20Cette filière agro-financière coexiste dans chacun des pays avec d’autres formes d’interventions, en particulier celles de l’Union européenne qui privilégie l’aide budgétaire, ou celle d’autres bailleurs comme le Canada, la France, la Banque mondiale ou encore la FAO qui privilégient l’aide projet (voir Encadré ci-dessous).

Garantie de crédit, aide budgétaire : deux options de financement de l’agriculture

Les bailleurs de fonds mobilisent leurs financements en faveur de l’agriculture selon des modalités très différentes. Ainsi, au Sénégal, l’Union européenne (UE) s’est engagée à financer l’agriculture à hauteur de 100 millions d’euros sur la période 2014-2017 sous forme d’aide budgétaire, tandis que l’USAID mobilise sur la même période des sommes relativement équivalentes à travers deux grands projets, le PCE et le DCA, dont l’objectif commun est de créer un environnement économique favorable à l’investissement privé.
Le décaissement effectif de l’aide budgétaire de l’UE ne se fait que si certains objectifs de développement agricole, négociés entre l’UE et le gouvernement du Sénégal, sont atteints. Les implications de telles modalités sont diverses : d’une part, la fixation de ces conditionnalités oblige le Sénégal à mettre l’accent sur des objectifs qu’il n’aurait peut-être pas privilégiés spontanément ; en contrepartie, le Sénégal jouit d’une assez grande marge de manœuvre dans l’utilisation des fonds une fois les objectifs atteints : il peut ainsi abonder les programmes qu’il juge prioritaires. Dans ce contexte, la négociation entre la Délégation de la Commission européenne et le gouvernement sénégalais sur le choix des objectifs à atteindre est hautement stratégique.
L’aide américaine mise en place par l’USAID est d’une autre nature. Elle est en premier lieu ciblée sur les opérateurs privés sénégalais et non sur le gouvernement : elle vise, selon ses propres termes, « à booster la croissance économique en améliorant l’environnement des affaires et de l’investissement, en augmentant le volume des échanges commerciaux et en créant de la richesse par une meilleure gestion des ressources naturelles ». Dans cet esprit, le Projet croissance économique (PCE), d’un montant total de 47 millions de dollars US, souhaite améliorer l’environnement économique des principaux acteurs de chaînes de valeur telles que le riz et le maïs, de manière à accroître les productions commercialisées. Les principales actions sont la mise en place de fonds de garantie pour renforcer l’accès au crédit des producteurs auprès des institutions financières, la mise en place de systèmes d’assurance, ainsi que la mise à disposition d’équipements agricoles (motoculteurs, semoirs, …).

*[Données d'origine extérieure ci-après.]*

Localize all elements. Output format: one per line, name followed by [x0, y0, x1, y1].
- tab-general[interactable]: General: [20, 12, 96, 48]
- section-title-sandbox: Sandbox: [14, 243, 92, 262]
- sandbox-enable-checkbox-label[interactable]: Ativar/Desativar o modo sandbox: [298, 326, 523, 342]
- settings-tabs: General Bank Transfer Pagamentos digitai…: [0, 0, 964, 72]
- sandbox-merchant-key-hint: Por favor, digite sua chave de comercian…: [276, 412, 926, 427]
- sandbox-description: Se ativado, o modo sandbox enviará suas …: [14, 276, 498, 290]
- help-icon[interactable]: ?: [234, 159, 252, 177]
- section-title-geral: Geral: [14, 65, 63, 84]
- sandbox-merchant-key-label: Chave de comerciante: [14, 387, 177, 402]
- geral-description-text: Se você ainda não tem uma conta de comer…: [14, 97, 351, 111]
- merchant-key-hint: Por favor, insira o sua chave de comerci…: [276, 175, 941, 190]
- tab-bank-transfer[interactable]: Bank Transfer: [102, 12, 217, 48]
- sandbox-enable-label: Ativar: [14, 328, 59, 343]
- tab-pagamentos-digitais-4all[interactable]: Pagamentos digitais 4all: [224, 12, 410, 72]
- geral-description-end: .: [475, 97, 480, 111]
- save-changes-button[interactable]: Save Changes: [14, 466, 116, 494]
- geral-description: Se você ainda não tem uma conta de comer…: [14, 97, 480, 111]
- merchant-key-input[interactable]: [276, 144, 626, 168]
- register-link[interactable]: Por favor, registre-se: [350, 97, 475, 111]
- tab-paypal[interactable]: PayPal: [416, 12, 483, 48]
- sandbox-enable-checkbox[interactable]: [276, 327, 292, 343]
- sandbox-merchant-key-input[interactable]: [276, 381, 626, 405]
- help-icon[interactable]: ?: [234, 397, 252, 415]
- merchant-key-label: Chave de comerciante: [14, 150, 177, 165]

Le PCE a introduit la contractualisation des producteurs tant vis-à-vis de l’amont que de l’aval des chaînes de valeur : mise en place de partenariats public-privé pour améliorer les infrastructures stratégiques de production et de traitement des semences céréalières ; émergence de modèles d’entreprises performantes ; intégration des transactions par la systématisation des arrangements contractuels commerciaux ; et mise en place de mécanismes de financement adaptés.
A l’inverse d’une aide budgétaire qui est effectivement décaissée, les fonds de garantie ne sont pas nécessairement mobilisés s’il n’y a pas de défaut de paiement. La diminution du risque de prêt pour les banques découle aussi d’actions de renforcement des acteurs tout au long de la chaîne de valeur, ce qui rejoint les actions du programme PCE.
Source : Gabas, Ribier, 2015.

21Globalement, s’il semble difficile de mesurer la contribution de chacun au financement global du secteur (Gabas, Ribier 2015), on se trouve face à des acteurs qui ne partagent pas nécessairement les mêmes orientations, les mêmes modalités de décaissement de leur aide ni les mêmes priorités, même si chacun affirme s’aligner sur les demandes des Etats récipiendaires. Comment toutes ces logiques peuvent-elles s’articuler afin de répondre aux grands enjeux de développement du secteur agricole ?

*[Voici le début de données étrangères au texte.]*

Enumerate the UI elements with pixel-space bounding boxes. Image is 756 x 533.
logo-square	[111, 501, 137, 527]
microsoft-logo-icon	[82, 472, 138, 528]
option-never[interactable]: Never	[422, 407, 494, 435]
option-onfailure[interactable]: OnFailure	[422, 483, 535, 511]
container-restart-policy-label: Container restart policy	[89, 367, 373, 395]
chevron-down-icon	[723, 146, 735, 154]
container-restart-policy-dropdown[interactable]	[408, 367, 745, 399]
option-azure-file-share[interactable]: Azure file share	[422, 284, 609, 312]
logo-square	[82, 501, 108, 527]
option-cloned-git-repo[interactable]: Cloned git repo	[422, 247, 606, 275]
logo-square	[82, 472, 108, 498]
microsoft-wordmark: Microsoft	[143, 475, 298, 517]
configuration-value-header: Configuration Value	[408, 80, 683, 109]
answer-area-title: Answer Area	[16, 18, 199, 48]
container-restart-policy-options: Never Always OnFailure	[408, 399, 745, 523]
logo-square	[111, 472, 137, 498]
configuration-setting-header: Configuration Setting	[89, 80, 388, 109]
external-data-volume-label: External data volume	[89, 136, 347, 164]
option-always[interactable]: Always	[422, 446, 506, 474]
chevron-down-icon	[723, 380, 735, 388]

Les fonds publics peuvent-ils contribuer à orienter les investissements privés vers un développement inclusif et à lutter contre la pauvreté ?

22Comme mentionné précédemment, la recomposition du paysage institutionnel du financement du développement agricole est un phénomène encore très récent : de nombreuses initiatives ont été prises au cours des trois ou quatre dernières années et l’évolution constatée n’est pas encore stabilisée. S’il est donc difficile d’en appréhender d’ores et déjà les effets, quelques enseignements peuvent néanmoins en être tirés au vu des tendances récemment observées. L’aspect le plus marquant est sans nul doute le développement d’instruments financiers (Tableau 2) dans lesquels Etats et bailleurs de fonds prennent une part croissante dans le but de jouer un rôle catalytique et de rechercher un effet d’entraînement pour accroître in fine les volumes globaux de financement. Il y a donc une réorientation de certains fonds publics, antérieurement destinés au financement direct de biens et services publics, vers la prise de participation dans des instruments financiers prioritairement ciblés sur des PME agro-industrielles. Dans un contexte global de tensions sur les finances publiques des pays développés, il est fort probable que les montants totaux d’APD n’augmenteront au mieux que modérément et qu’une partie des flux croissants d’argent public dans les nouveaux instruments financiers sera prise, au moins pour partie, sur les programmes traditionnels de financement de biens et services publics. On assistera à une réallocation des ressources publiques vers le secteur privé.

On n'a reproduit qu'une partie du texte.